J. B. Pessoa
Capítulo - 18 do livro " Guris e Gibis".
A
sessão da matinê terminou às dezesseis horas e trinta minutos, sob a gritaria
da meninada alegre com o programa assistido. Muitos dos meninos que saíram do
cinema permaneceram em sua calçada, reiniciando o comércio de revistas. Mamãe
Eu Quero era o mais animado. A turma ria bastante, quando ele relembrava as
partes mais interessantes do filme, usando gesticulações e sonoridades
esquisitas, pois o menino não sabia ler, o suficiente para acompanhar a rapidez
das legendas e o seu entendimento do enredo baseava-se nas imagens e ação do
filme. A sua deficiência na leitura dos quadrinhos o forçou a ter mais
interesse pelos estudos. Géo e Pé de Pata ficaram caçoando dele por algum
tempo, que zangado, reagiu com uma promessa, já feita a si mesmo.
-
Podem rir a vontade, pois um dia eu vou ser doutor!
- Isso
só depende de você! Deus ajuda a quem se ajuda! – Observou Tõe Porcino, que
gostava muito do primo, acrescentando:
- Como
diz o povo: “Querer é poder”!
A
turma concordou com Porcino, reiterando o conselho.
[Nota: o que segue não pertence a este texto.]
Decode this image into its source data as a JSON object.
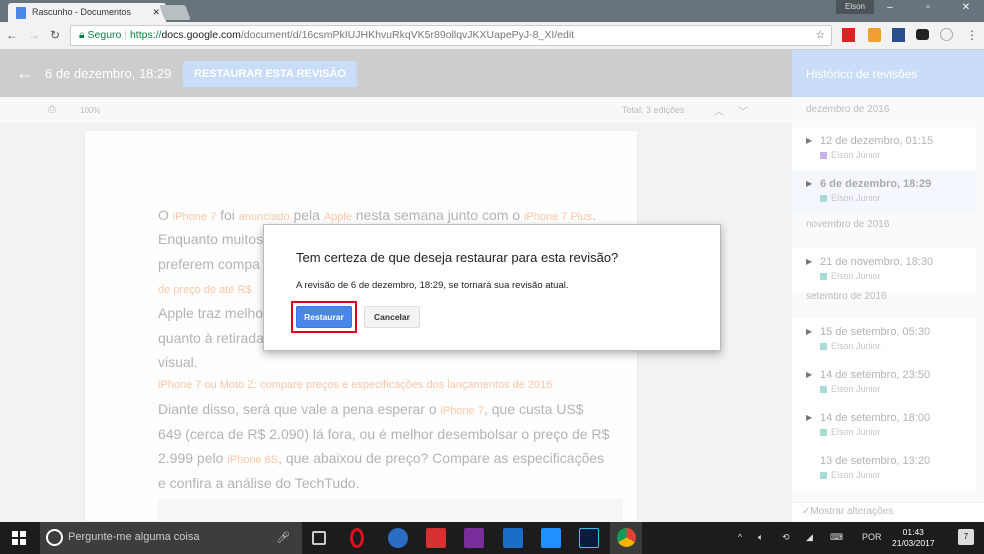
{
  "browser": {
    "tab_title": "Rascunho - Documentos",
    "user": "Elson",
    "secure_label": "Seguro",
    "url_scheme": "https://",
    "url_host": "docs.google.com",
    "url_path": "/document/d/16csmPkIUJHKhvuRkqVK5r89ollqvJKXUapePyJ-8_XI/edit"
  },
  "header": {
    "revision_date": "6 de dezembro, 18:29",
    "restore_button": "RESTAURAR ESTA REVISÃO",
    "panel_title": "Histórico de revisões"
  },
  "toolbar": {
    "zoom": "100%",
    "total": "Total: 3 edições"
  },
  "document": {
    "l1": [
      "O ",
      "iPhone 7",
      " foi ",
      "anunciado",
      " pela ",
      "Apple",
      " nesta semana junto com o ",
      "iPhone 7 Plus",
      "."
    ],
    "l2": "Enquanto muitos",
    "l3": "preferem compa",
    "l4": "de preço de até R$",
    "l5": "Apple traz melho",
    "l6": "quanto à retirada",
    "l7": "visual.",
    "l8": "iPhone 7 ou Moto Z: compare preços e especificações dos lançamentos de 2016",
    "l9": [
      "Diante disso, será que vale a pena esperar o ",
      "iPhone 7",
      ", que custa US$"
    ],
    "l10": "649 (cerca de R$ 2.090) lá fora, ou é melhor desembolsar o preço de R$",
    "l11": [
      "2.999 pelo ",
      "iPhone 6S",
      ", que abaixou de preço? Compare as especificações"
    ],
    "l12": "e confira a análise do TechTudo."
  },
  "dialog": {
    "title": "Tem certeza de que deseja restaurar para esta revisão?",
    "message": "A revisão de 6 de dezembro, 18:29, se tornará sua revisão atual.",
    "confirm": "Restaurar",
    "cancel": "Cancelar"
  },
  "history": {
    "months": [
      "dezembro de 2016",
      "novembro de 2016",
      "setembro de 2016"
    ],
    "entries": [
      {
        "title": "12 de dezembro, 01:15",
        "author": "Elson Júnior",
        "color": "#c5b5e6"
      },
      {
        "title": "6 de dezembro, 18:29",
        "author": "Elson Junior",
        "color": "#a6dcd4"
      },
      {
        "title": "21 de novembro, 18:30",
        "author": "Elson Junior",
        "color": "#a6dcd4"
      },
      {
        "title": "15 de setembro, 05:30",
        "author": "Elson Junior",
        "color": "#a6dcd4"
      },
      {
        "title": "14 de setembro, 23:50",
        "author": "Elson Junior",
        "color": "#a6dcd4"
      },
      {
        "title": "14 de setembro, 18:00",
        "author": "Elson Junior",
        "color": "#a6dcd4"
      },
      {
        "title": "13 de setembro, 13:20",
        "author": "Elson Junior",
        "color": "#a6dcd4"
      }
    ],
    "show_changes": "Mostrar alterações"
  },
  "taskbar": {
    "search_placeholder": "Pergunte-me alguma coisa",
    "lang": "POR",
    "time": "01:43",
    "date": "21/03/2017",
    "notifications": "7"
  }
}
Nesse momento Johnny, que
esperava algum tempo o garoto retomar o caso do relacionamento de Orlando com
Berenice, disse com impaciência:
- E aí
rapaz, termina o caso de Orlando com a menina!
- Ih
turma, já tinha até esquecido!... Onde foi que parei?
- Você
disse que a menina é irmã de leite dele e que a mãe de Orlando tem parentesco
com a família! – Observou Luis com muita curiosidade.
- Ah
sim, agora me lembro – Disse Porcino e retomou a história:
-
Orlando toma conta de Berenice a pedido do pai da menina, pois ela levou uma
carreira do “pegador de meninos”!
-
Nossa Senhora! O que o “pegador de meninos” fez com ela? - Perguntou Mamãe Eu
Quero com ansiedade, pois tinha muito medo do sombrio individuo.
-
“Pegador de meninos” uma ova! Foi Guito Guigó que estava correndo atrás de uma
molecada, a qual havia mexido com ele! Berenice e uma menina chamada Eva Marli
vinham caminhando pela calçada da Rua Silva Jardim, quando deu de frente com
uma porção de meninos correndo. Vendo o doido jogar pedras neles, ficaram com
medo e correram também. Parece que um dos moleques disse pra elas, que Guito
era o “pegador de meninos”.
- Puxa
a vida, Guito Guigó?! – Exclamou Géo, que preferia enfrentar um batalhão a se
meter com Guito. Ele carregava uma pequena cicatriz no coro cabeludo, produto
de uma pedrada do doido, numa ocasião parecida com aquela.
- Pois
é! Orlando, que no momento passava por perto, deu uma de herói. Foi ao encontro
das meninas com os braços abertos, amparando as duas. Guito passou pertinho
deles e não fez nada, continuando atrás dos moleques. Orlando levou as duas pra
casa e, malandro como é, contou o caso a sua maneira. Resultado: o sacana, além
de bancar o protetor da menina, ainda ganha uma boa gorjeta do pai dela.
- E
por que ela confirma que é namorada dele? Isso eu mesmo presenciei! – Observou
Johnny, que andava intrigado com aquilo.
Tõe
Porcino parou um pouco para relembrar os acontecimentos e dar os detalhes
corretos de toda a história, pois detestava os boatos inventados que distorciam
a verdade.
- Aí o
negócio é outro: tem um chato por que anda querendo namorar a menina. É um
sardento tirado a bonito, que estuda no Ginásio do Padre. Ele é chamado de
Marcelo Peru. Você conhece o cara?
- Sim!
Ele anda sempre com Pedro Chulé! – Respondeu Johnny, que detestava os dois
rapazes, pois era sempre hostilizado por eles.
- Pois
é! O sacana tem dezoito anos e quer namorar Berenice, que só tem treze! Vê se
pode?!... Então a menina pediu pra Orlando dizer pra todo mundo, que é namorado
dela.
- Faz
sentido! – Opinou Luís, satisfeito com a explicação.
- Como
é que você ficou sabendo de tudo isso? – Perguntou Johnny, admirado com as
informações do negrinho.
-
Minha mãe é agregada da família e muito amiga da mãe de Orlando.
- É
isso aí, amigo! A gente gostou da sua explicação. – Disse Johnny, apertando a
mão do garoto, demonstrando amizade.
- É
devera! Eu sabia que um cara feio como Orlando, não podia ter uma namorada
bonita como aquela! – Disse Géo, que andava despeitado, com muita inveja de
Orlando. Ele e Pé de Pata faziam parte dos admiradores da garota.
Tõe
Porcino olhou bem sério para os amigos e disse:
-
Berenice é uma menina linda e rica, mas pouca gente conhece o anjo que ela é!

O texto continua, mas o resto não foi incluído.